Classical and special Rota-Baxter operators on the real Lie algebra $ \mathfrak{so}(3) $

Abstract

This paper presents a classification of real matrix representations of Rota-Baxter operators on the real Lie algebra $ \mathfrak{so}(3) $. We obtained all non-isomorphic classical Rota-Baxter operators of weight $ 0 $ up to orthogonal similarity, as well as special Rota-Baxter operators (multiplicative and pseudo-Rota-Baxter operators) of weights $ 0 $ and $ 1 $. For weight $ 0 $, we found three canonical symmetric matrix forms that solve the classical Yang-Baxter equation and used them to construct explicit left-symmetric algebra structures.

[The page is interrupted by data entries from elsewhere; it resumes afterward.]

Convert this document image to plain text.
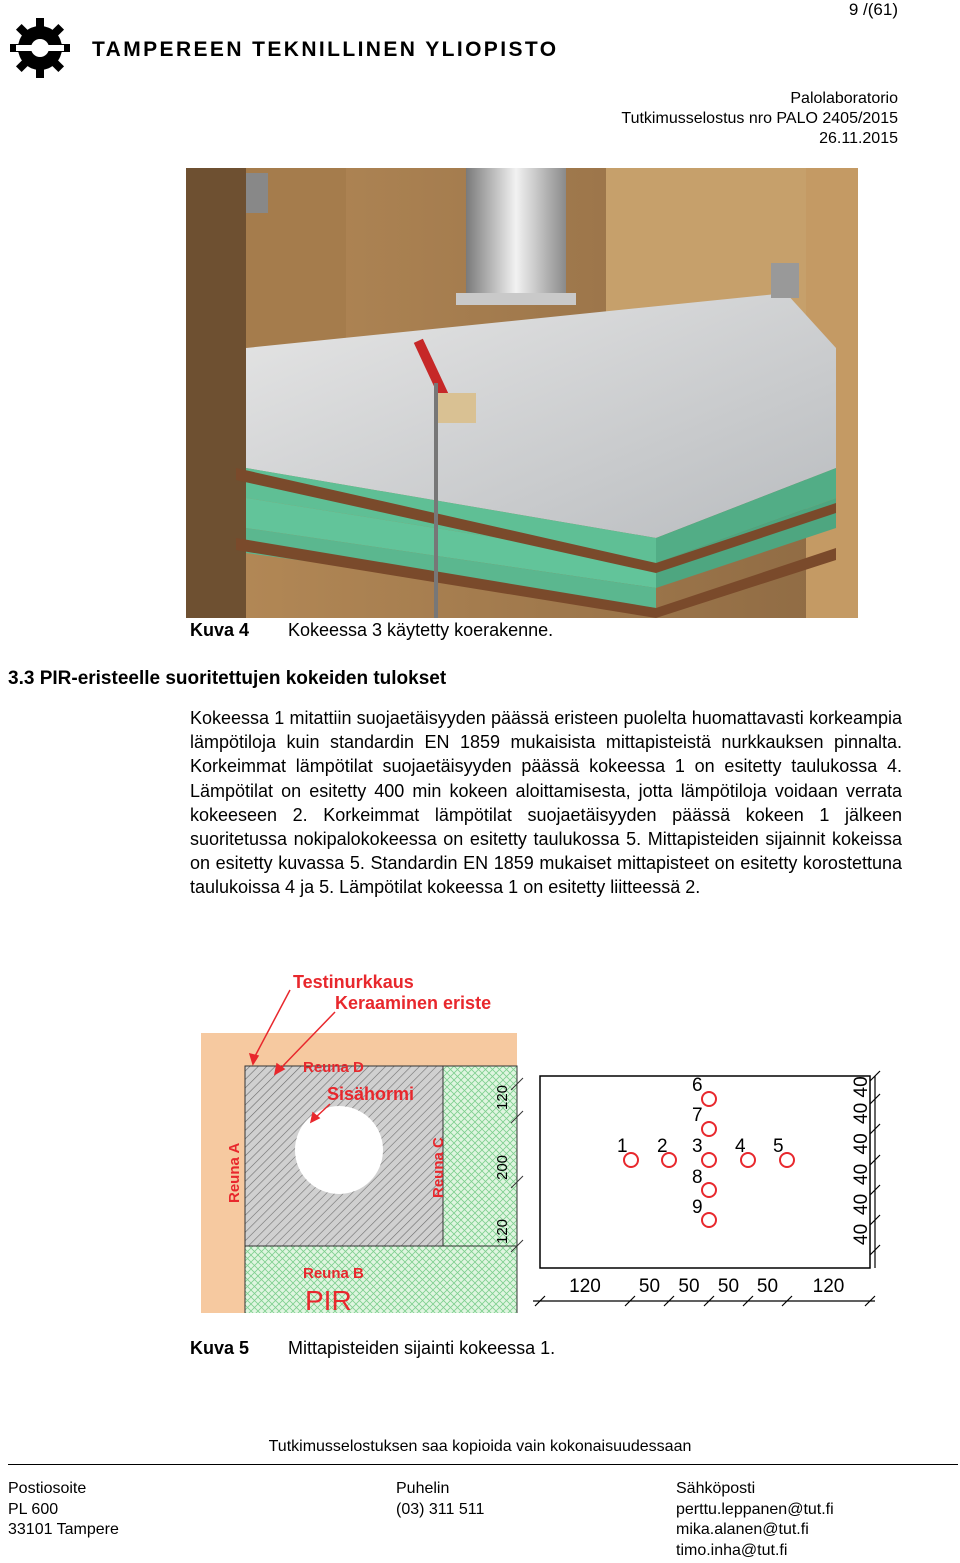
9 /(61)
TAMPEREEN TEKNILLINEN YLIOPISTO
Palolaboratorio
Tutkimusselostus nro PALO 2405/2015
26.11.2015
Kuva 4 Kokeessa 3 käytetty koerakenne.
3.3 PIR-eristeelle suoritettujen kokeiden tulokset
Kokeessa 1 mitattiin suojaetäisyyden päässä eristeen puolelta huomattavasti korkeampia lämpötiloja kuin standardin EN 1859 mukaisista mittapisteistä nurkkauksen pinnalta. Korkeimmat lämpötilat suojaetäisyyden päässä kokeessa 1 on esitetty taulukossa 4. Lämpötilat on esitetty 400 min kokeen aloittamisesta, jotta lämpötiloja voidaan verrata kokeeseen 2. Korkeimmat lämpötilat suojaetäisyyden päässä kokeen 1 jälkeen suoritetussa nokipalokokeessa on esitetty taulukossa 5. Mittapisteiden sijainnit kokeissa on esitetty kuvassa 5. Standardin EN 1859 mukaiset mittapisteet on esitetty korostettuna taulukoissa 4 ja 5. Lämpötilat kokeessa 1 on esitetty liitteessä 2.
Testinurkkaus
Keraaminen eriste
Reuna D
Sisähormi
Reuna B
PIR
Reuna A	Reuna C
120
200
120
1 2 3 4 5
6
7
8
9
120 50 50 50 50 120
40
40
40
40
40
40
Kuva 5 Mittapisteiden sijainti kokeessa 1.
Tutkimusselostuksen saa kopioida vain kokonaisuudessaan
Postiosoite
PL 600
33101 Tampere
Puhelin
(03) 311 511
Sähköposti
perttu.leppanen@tut.fi
mika.alanen@tut.fi
timo.inha@tut.fi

Interestingly, no non-trivial multiplicative Rota–Baxter operators exist on $ \mathfrak{so}(3) $ for weights $ 0 $ or $ 1 $. Pseudo-Rota-Baxter operators exhibit a rich structure: for weight 1, we found two families of symmetric matrices, while for weight 0, there were five families parameterized by continuous parameters $ g_{11} \in [0, 1] $ and $ g_{22} \in [\frac{1}{2}, 1] $. These findings contribute to the theoretical exploration of Rota-Baxter operators on real orthogonal Lie algebras by presenting explicit $ 3\times 3 $ matrix solutions, which offer valuable tools for their practical implementation in robotic mechanisms.